Dave Simpson 

Interpol: El Pintor review – a cheerful return to sonic murk and doom

Back from a hiatus, Interpol returns to its sleek, monochrome post-punk sound, writes Dave Simpson
  
  

Daniel Kessler of Interpol.
Still moody after all these years … Daniel Kessler of Interpol. Photograph: Thomas Niedermüller/Redferns Photograph: Thomas Niedermüller/Redferns

Since 2010's eponymous fourth album, New York's sharpest-dressed miserabilists have taken a lengthy hiatus and lost talismanic bassist Carlos Dengler and brief replacement David Pajo, while frontman Paul Banks has been solo and dabbling in rap. However, El Pintor finds Interpol returning to the sleek, monochrome post-punk that caused such an impact in the early 2000s. All the Rage Back Home and My Desire are pacy, confident openers that chime melodically. Banks has added frantically glowering basslines and a fleeting falsetto to his arsenal of mean, moody and melancholy baritones.

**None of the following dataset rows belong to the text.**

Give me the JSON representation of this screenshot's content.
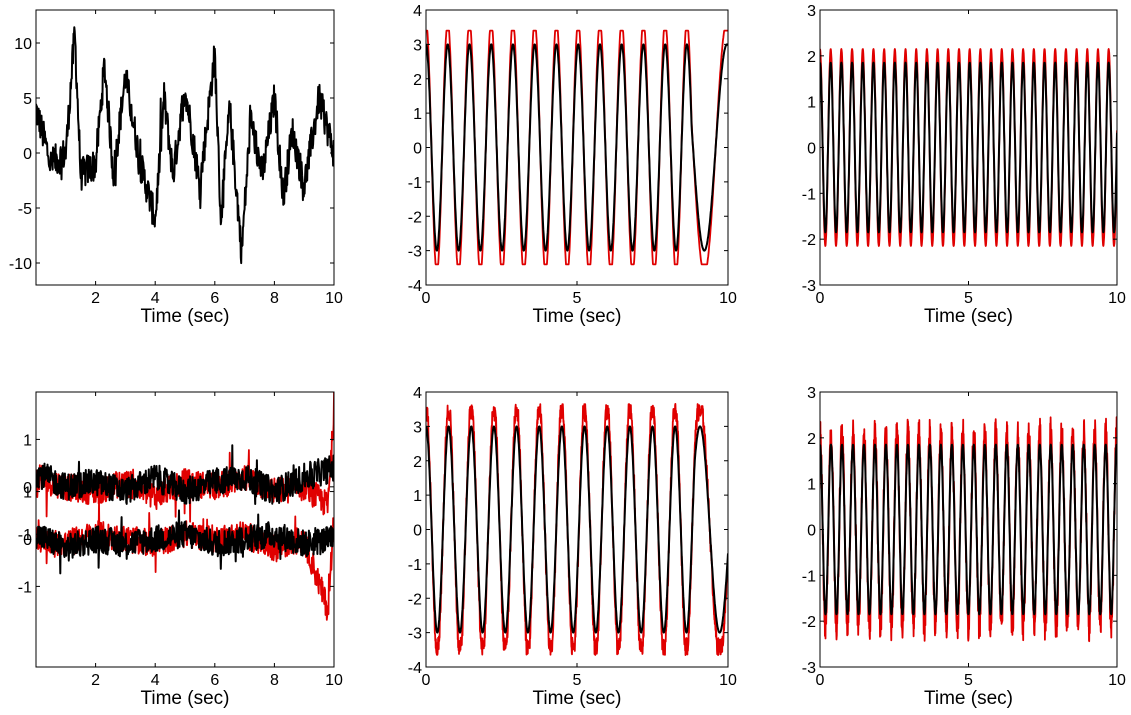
{
  "chart_data": [
    {
      "id": "top-left",
      "type": "line",
      "title": "",
      "xlabel": "Time (sec)",
      "ylabel": "",
      "xlim": [
        0,
        10
      ],
      "ylim": [
        -12,
        13
      ],
      "xticks": [
        2,
        4,
        6,
        8,
        10
      ],
      "yticks": [
        -10,
        -5,
        0,
        5,
        10
      ],
      "series": [
        {
          "color": "#000000",
          "kind": "noisy",
          "x": [
            0,
            0.5,
            1,
            1.3,
            1.5,
            2,
            2.3,
            2.6,
            3,
            3.5,
            4,
            4.3,
            4.6,
            5,
            5.5,
            6,
            6.2,
            6.5,
            6.9,
            7.2,
            7.6,
            8,
            8.3,
            8.6,
            9,
            9.5,
            10
          ],
          "y": [
            4,
            -1,
            0,
            11,
            -2,
            -1,
            8,
            -2,
            7,
            -1,
            -6,
            5,
            -2,
            6,
            -3,
            9,
            -6,
            4,
            -9,
            3,
            -2,
            5,
            -4,
            2,
            -3,
            5,
            0
          ]
        }
      ]
    },
    {
      "id": "top-middle",
      "type": "line",
      "title": "",
      "xlabel": "Time (sec)",
      "ylabel": "",
      "xlim": [
        0,
        10
      ],
      "ylim": [
        -4,
        4
      ],
      "xticks": [
        0,
        5,
        10
      ],
      "yticks": [
        -4,
        -3,
        -2,
        -1,
        0,
        1,
        2,
        3,
        4
      ],
      "series": [
        {
          "color": "#e00000",
          "kind": "sine",
          "amplitude": 3.4,
          "period": 0.72,
          "end_period": 1.5,
          "slow_from": 8.8
        },
        {
          "color": "#000000",
          "kind": "sine",
          "amplitude": 3.0,
          "period": 0.72,
          "end_period": 1.5,
          "slow_from": 8.8
        }
      ]
    },
    {
      "id": "top-right",
      "type": "line",
      "title": "",
      "xlabel": "Time (sec)",
      "ylabel": "",
      "xlim": [
        0,
        10
      ],
      "ylim": [
        -3,
        3
      ],
      "xticks": [
        0,
        5,
        10
      ],
      "yticks": [
        -3,
        -2,
        -1,
        0,
        1,
        2,
        3
      ],
      "series": [
        {
          "color": "#e00000",
          "kind": "sine",
          "amplitude": 2.15,
          "period": 0.36
        },
        {
          "color": "#000000",
          "kind": "sine",
          "amplitude": 1.85,
          "period": 0.36
        }
      ]
    },
    {
      "id": "bottom-left",
      "type": "line",
      "title": "",
      "xlabel": "Time (sec)",
      "ylabel": "",
      "xlim": [
        0,
        10
      ],
      "ylim": [
        -3.3,
        2.5
      ],
      "xticks": [
        2,
        4,
        6,
        8,
        10
      ],
      "yticks": [
        -1,
        0,
        1,
        -1,
        0,
        1
      ],
      "ytick_positions": [
        -1.6,
        -0.6,
        0.4,
        -0.5,
        0.5,
        1.5
      ],
      "series": [
        {
          "color": "#e00000",
          "kind": "noisy",
          "offset": 0.5,
          "x": [
            0,
            1,
            2,
            3,
            4,
            5,
            6,
            7,
            8,
            9,
            9.8,
            10
          ],
          "y": [
            0.2,
            0,
            -0.1,
            0.1,
            -0.2,
            0.1,
            0,
            0.2,
            -0.1,
            0,
            -0.4,
            1.6
          ]
        },
        {
          "color": "#000000",
          "kind": "noisy",
          "offset": 0.5,
          "x": [
            0,
            1,
            2,
            3,
            4,
            5,
            6,
            7,
            8,
            9,
            10
          ],
          "y": [
            0.3,
            0,
            0.1,
            -0.1,
            0.2,
            -0.1,
            0.1,
            0.2,
            -0.1,
            0.2,
            0.4
          ]
        },
        {
          "color": "#e00000",
          "kind": "noisy",
          "offset": -0.6,
          "x": [
            0,
            1,
            2,
            3,
            4,
            5,
            6,
            7,
            8,
            9,
            9.8,
            10
          ],
          "y": [
            0,
            -0.1,
            0.1,
            0,
            -0.1,
            0.1,
            0,
            0.1,
            -0.2,
            0,
            -1.5,
            0.5
          ]
        },
        {
          "color": "#000000",
          "kind": "noisy",
          "offset": -0.6,
          "x": [
            0,
            1,
            2,
            3,
            4,
            5,
            6,
            7,
            8,
            9,
            10
          ],
          "y": [
            0.1,
            -0.2,
            0,
            -0.1,
            0,
            0.1,
            -0.1,
            0,
            0.1,
            -0.1,
            0
          ]
        }
      ]
    },
    {
      "id": "bottom-middle",
      "type": "line",
      "title": "",
      "xlabel": "Time (sec)",
      "ylabel": "",
      "xlim": [
        0,
        10
      ],
      "ylim": [
        -4,
        4
      ],
      "xticks": [
        0,
        5,
        10
      ],
      "yticks": [
        -4,
        -3,
        -2,
        -1,
        0,
        1,
        2,
        3,
        4
      ],
      "series": [
        {
          "color": "#e00000",
          "kind": "sine",
          "amplitude": 3.4,
          "period": 0.75,
          "end_period": 1.3,
          "slow_from": 8.9,
          "jitter": 0.15
        },
        {
          "color": "#000000",
          "kind": "sine",
          "amplitude": 3.0,
          "period": 0.75,
          "end_period": 1.3,
          "slow_from": 8.9
        }
      ]
    },
    {
      "id": "bottom-right",
      "type": "line",
      "title": "",
      "xlabel": "Time (sec)",
      "ylabel": "",
      "xlim": [
        0,
        10
      ],
      "ylim": [
        -3,
        3
      ],
      "xticks": [
        0,
        5,
        10
      ],
      "yticks": [
        -3,
        -2,
        -1,
        0,
        1,
        2,
        3
      ],
      "series": [
        {
          "color": "#e00000",
          "kind": "sine",
          "amplitude": 2.15,
          "period": 0.37,
          "jitter": 0.3
        },
        {
          "color": "#000000",
          "kind": "sine",
          "amplitude": 1.85,
          "period": 0.37
        }
      ]
    }
  ]
}
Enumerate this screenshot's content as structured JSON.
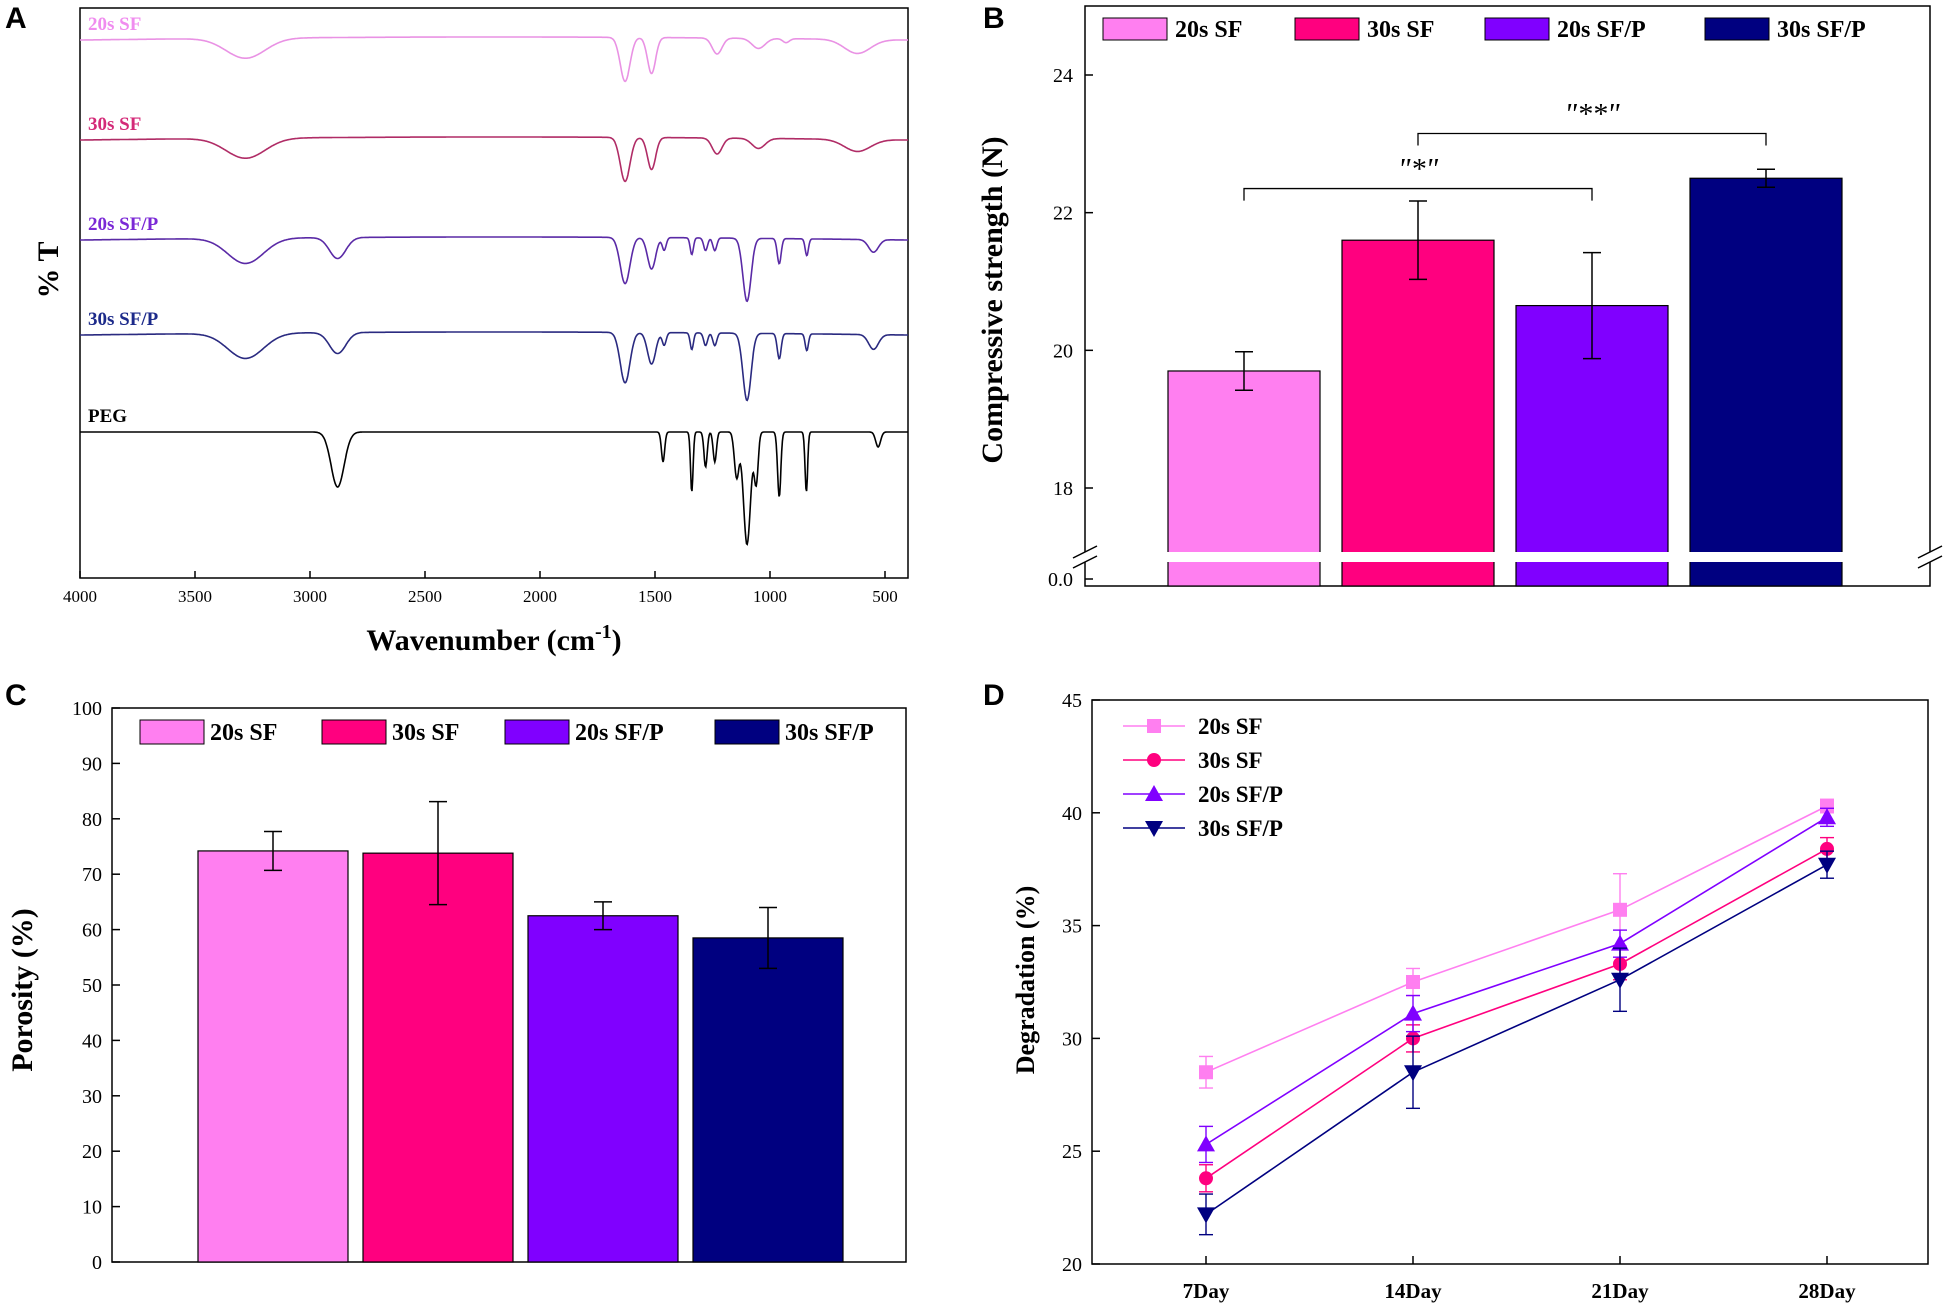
{
  "figure": {
    "panels": [
      {
        "letter": "A"
      },
      {
        "letter": "B"
      },
      {
        "letter": "C"
      },
      {
        "letter": "D"
      }
    ]
  },
  "colors": {
    "20s SF": "#FF7FF0",
    "30s SF": "#FF007F",
    "20s SF/P": "#8000FF",
    "30s SF/P": "#000080",
    "PEG": "#000000",
    "ftir_20s_SF_line": "#E992E4",
    "ftir_30s_SF_line": "#B02C66",
    "ftir_20s_SF/P_line": "#5A2AA6",
    "ftir_30s_SF/P_line": "#2A2A80",
    "ftir_20s_SF_label": "#F08CEF",
    "ftir_30s_SF_label": "#D42A78",
    "ftir_20s_SF/P_label": "#7A28D6",
    "ftir_30s_SF/P_label": "#1C2A8A"
  },
  "chart_data": [
    {
      "panel": "A",
      "type": "line",
      "title": "",
      "xlabel": "Wavenumber (cm",
      "xlabel_sup": "-1",
      "xlabel_end": ")",
      "ylabel": "% T",
      "xlim": [
        4000,
        400
      ],
      "xticks": [
        4000,
        3500,
        3000,
        2500,
        2000,
        1500,
        1000,
        500
      ],
      "series": [
        {
          "name": "20s SF",
          "baseline": 0.0,
          "dips": [
            [
              3280,
              0.1,
              120
            ],
            [
              1630,
              0.22,
              30
            ],
            [
              1515,
              0.18,
              25
            ],
            [
              1230,
              0.08,
              30
            ],
            [
              1050,
              0.05,
              40
            ],
            [
              930,
              0.02,
              20
            ],
            [
              620,
              0.07,
              80
            ]
          ],
          "drift": 0.03
        },
        {
          "name": "30s SF",
          "baseline": 0.0,
          "dips": [
            [
              3280,
              0.1,
              120
            ],
            [
              1630,
              0.22,
              30
            ],
            [
              1515,
              0.16,
              25
            ],
            [
              1230,
              0.08,
              30
            ],
            [
              1050,
              0.05,
              40
            ],
            [
              620,
              0.06,
              80
            ]
          ],
          "drift": 0.03
        },
        {
          "name": "20s SF/P",
          "baseline": 0.0,
          "dips": [
            [
              3280,
              0.12,
              110
            ],
            [
              2880,
              0.1,
              50
            ],
            [
              1630,
              0.22,
              30
            ],
            [
              1515,
              0.15,
              25
            ],
            [
              1460,
              0.06,
              12
            ],
            [
              1340,
              0.08,
              10
            ],
            [
              1280,
              0.06,
              12
            ],
            [
              1240,
              0.06,
              12
            ],
            [
              1100,
              0.3,
              25
            ],
            [
              960,
              0.12,
              12
            ],
            [
              840,
              0.08,
              10
            ],
            [
              550,
              0.06,
              30
            ]
          ],
          "drift": 0.03
        },
        {
          "name": "30s SF/P",
          "baseline": 0.0,
          "dips": [
            [
              3280,
              0.12,
              110
            ],
            [
              2880,
              0.1,
              50
            ],
            [
              1630,
              0.24,
              30
            ],
            [
              1515,
              0.15,
              25
            ],
            [
              1460,
              0.06,
              12
            ],
            [
              1340,
              0.08,
              10
            ],
            [
              1280,
              0.06,
              12
            ],
            [
              1240,
              0.06,
              12
            ],
            [
              1100,
              0.32,
              25
            ],
            [
              960,
              0.12,
              12
            ],
            [
              840,
              0.08,
              10
            ],
            [
              550,
              0.07,
              30
            ]
          ],
          "drift": 0.03
        },
        {
          "name": "PEG",
          "baseline": 0.0,
          "dips": [
            [
              2880,
              0.22,
              40
            ],
            [
              1465,
              0.12,
              10
            ],
            [
              1340,
              0.24,
              8
            ],
            [
              1280,
              0.14,
              10
            ],
            [
              1240,
              0.12,
              10
            ],
            [
              1145,
              0.18,
              14
            ],
            [
              1100,
              0.45,
              22
            ],
            [
              1060,
              0.2,
              12
            ],
            [
              960,
              0.26,
              10
            ],
            [
              842,
              0.24,
              8
            ],
            [
              530,
              0.06,
              15
            ]
          ],
          "drift": 0.0
        }
      ]
    },
    {
      "panel": "B",
      "type": "bar",
      "title": "",
      "xlabel": "",
      "ylabel": "Compressive strength (N)",
      "ylim": [
        17.0,
        25.0
      ],
      "yticks": [
        18,
        20,
        22,
        24
      ],
      "ytick_labels": [
        "18",
        "20",
        "22",
        "24"
      ],
      "axis_break_label": "0.0",
      "categories": [
        "20s SF",
        "30s SF",
        "20s SF/P",
        "30s SF/P"
      ],
      "values": [
        19.7,
        21.6,
        20.65,
        22.5
      ],
      "errors": [
        0.28,
        0.57,
        0.77,
        0.13
      ],
      "legend": [
        "20s SF",
        "30s SF",
        "20s SF/P",
        "30s SF/P"
      ],
      "legend_position": "top",
      "annotations": [
        {
          "text": "\"*\"",
          "from": "20s SF",
          "to": "20s SF/P",
          "y": 22.35
        },
        {
          "text": "\"**\"",
          "from": "30s SF",
          "to": "30s SF/P",
          "y": 23.15
        }
      ]
    },
    {
      "panel": "C",
      "type": "bar",
      "title": "",
      "xlabel": "",
      "ylabel": "Porosity (%)",
      "ylim": [
        0,
        100
      ],
      "yticks": [
        0,
        10,
        20,
        30,
        40,
        50,
        60,
        70,
        80,
        90,
        100
      ],
      "categories": [
        "20s SF",
        "30s SF",
        "20s SF/P",
        "30s SF/P"
      ],
      "values": [
        74.2,
        73.8,
        62.5,
        58.5
      ],
      "errors": [
        3.5,
        9.3,
        2.5,
        5.5
      ],
      "legend": [
        "20s SF",
        "30s SF",
        "20s SF/P",
        "30s SF/P"
      ],
      "legend_position": "top"
    },
    {
      "panel": "D",
      "type": "line",
      "title": "",
      "xlabel": "",
      "ylabel": "Degradation (%)",
      "ylim": [
        20,
        45
      ],
      "yticks": [
        20,
        25,
        30,
        35,
        40,
        45
      ],
      "categories": [
        "7Day",
        "14Day",
        "21Day",
        "28Day"
      ],
      "legend_position": "top-left",
      "series": [
        {
          "name": "20s SF",
          "marker": "square",
          "values": [
            28.5,
            32.5,
            35.7,
            40.3
          ],
          "errors": [
            0.7,
            0.6,
            1.6,
            0.3
          ]
        },
        {
          "name": "30s SF",
          "marker": "circle",
          "values": [
            23.8,
            30.0,
            33.3,
            38.4
          ],
          "errors": [
            0.6,
            0.6,
            0.7,
            0.5
          ]
        },
        {
          "name": "20s SF/P",
          "marker": "triangle-up",
          "values": [
            25.3,
            31.1,
            34.2,
            39.8
          ],
          "errors": [
            0.8,
            0.8,
            0.6,
            0.4
          ]
        },
        {
          "name": "30s SF/P",
          "marker": "triangle-down",
          "values": [
            22.2,
            28.5,
            32.6,
            37.7
          ],
          "errors": [
            0.9,
            1.6,
            1.4,
            0.6
          ]
        }
      ]
    }
  ]
}
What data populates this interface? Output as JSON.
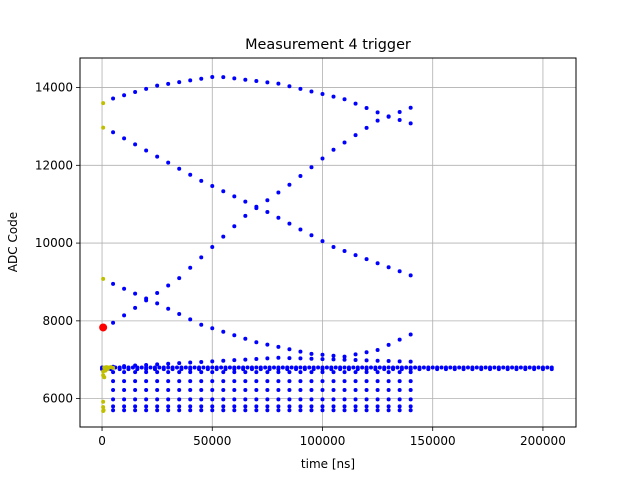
{
  "chart_data": {
    "type": "scatter",
    "title": "Measurement 4 trigger",
    "xlabel": "time [ns]",
    "ylabel": "ADC Code",
    "xlim": [
      -10000,
      215000
    ],
    "ylim": [
      5270,
      14760
    ],
    "x_ticks": [
      0,
      50000,
      100000,
      150000,
      200000
    ],
    "x_tick_labels": [
      "0",
      "50000",
      "100000",
      "150000",
      "200000"
    ],
    "y_ticks": [
      6000,
      8000,
      10000,
      12000,
      14000
    ],
    "y_tick_labels": [
      "6000",
      "8000",
      "10000",
      "12000",
      "14000"
    ],
    "grid": true,
    "series": [
      {
        "color": "#0000ff",
        "marker_size": 4,
        "curves": [
          {
            "x_start": 5000,
            "x_end": 140000,
            "step": 5000,
            "y_points": [
              [
                5000,
                13720
              ],
              [
                25000,
                14050
              ],
              [
                52000,
                14290
              ],
              [
                80000,
                14100
              ],
              [
                110000,
                13700
              ],
              [
                130000,
                13250
              ],
              [
                140000,
                13080
              ]
            ]
          },
          {
            "x_start": 5000,
            "x_end": 140000,
            "step": 5000,
            "y_points": [
              [
                5000,
                12850
              ],
              [
                45000,
                11600
              ],
              [
                75000,
                10800
              ],
              [
                105000,
                9900
              ],
              [
                140000,
                9170
              ]
            ]
          },
          {
            "x_start": 5000,
            "x_end": 140000,
            "step": 5000,
            "y_points": [
              [
                5000,
                7950
              ],
              [
                35000,
                9100
              ],
              [
                65000,
                10700
              ],
              [
                85000,
                11500
              ],
              [
                105000,
                12400
              ],
              [
                125000,
                13150
              ],
              [
                140000,
                13480
              ]
            ]
          },
          {
            "x_start": 5000,
            "x_end": 140000,
            "step": 5000,
            "y_points": [
              [
                5000,
                8950
              ],
              [
                25000,
                8450
              ],
              [
                45000,
                7900
              ],
              [
                70000,
                7450
              ],
              [
                95000,
                7150
              ],
              [
                110000,
                7080
              ],
              [
                125000,
                7250
              ],
              [
                140000,
                7650
              ]
            ]
          },
          {
            "x_start": 5000,
            "x_end": 140000,
            "step": 5000,
            "y_points": [
              [
                5000,
                6820
              ],
              [
                80000,
                7050
              ],
              [
                140000,
                6950
              ]
            ]
          },
          {
            "x_start": 5000,
            "x_end": 140000,
            "step": 5000,
            "y_points": [
              [
                5000,
                6680
              ],
              [
                140000,
                6680
              ]
            ]
          },
          {
            "x_start": 5000,
            "x_end": 140000,
            "step": 5000,
            "y_points": [
              [
                5000,
                6450
              ],
              [
                140000,
                6450
              ]
            ]
          },
          {
            "x_start": 5000,
            "x_end": 140000,
            "step": 5000,
            "y_points": [
              [
                5000,
                6220
              ],
              [
                140000,
                6220
              ]
            ]
          },
          {
            "x_start": 5000,
            "x_end": 140000,
            "step": 5000,
            "y_points": [
              [
                5000,
                5980
              ],
              [
                140000,
                5980
              ]
            ]
          },
          {
            "x_start": 5000,
            "x_end": 140000,
            "step": 5000,
            "y_points": [
              [
                5000,
                5800
              ],
              [
                140000,
                5800
              ]
            ]
          },
          {
            "x_start": 5000,
            "x_end": 140000,
            "step": 5000,
            "y_points": [
              [
                5000,
                5700
              ],
              [
                140000,
                5700
              ]
            ]
          },
          {
            "x_start": 0,
            "x_end": 204000,
            "step": 2000,
            "y_points": [
              [
                0,
                6800
              ],
              [
                204000,
                6800
              ]
            ]
          },
          {
            "x_start": 0,
            "x_end": 204000,
            "step": 4000,
            "y_points": [
              [
                0,
                6760
              ],
              [
                204000,
                6760
              ]
            ]
          }
        ]
      },
      {
        "color": "#bfbf00",
        "marker_size": 4,
        "points": [
          [
            500,
            13600
          ],
          [
            500,
            12970
          ],
          [
            500,
            9080
          ],
          [
            1000,
            6800
          ],
          [
            2000,
            6810
          ],
          [
            3000,
            6800
          ],
          [
            4000,
            6810
          ],
          [
            5000,
            6790
          ],
          [
            500,
            6700
          ],
          [
            1500,
            6720
          ],
          [
            500,
            6600
          ],
          [
            1000,
            6550
          ],
          [
            500,
            5920
          ],
          [
            500,
            5780
          ],
          [
            700,
            5700
          ],
          [
            500,
            5680
          ],
          [
            1500,
            6780
          ],
          [
            2500,
            6760
          ]
        ]
      },
      {
        "color": "#ff0000",
        "marker_size": 8,
        "points": [
          [
            500,
            7830
          ]
        ]
      }
    ]
  }
}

Otherwise, it's business as usual, shrouded in the familiar sonic murk and gloom of the first two albums. Perhaps Banks's grumble that he "feels like the whole world is up on my shoulders" is more darkly tongue in cheek than he lets on, but there's little sign of the sunnier approach they spoke of in last week's Guardian. Still, most fans will be relieved: as Interpol power bleakly into in their 18th year, why should they cheer up?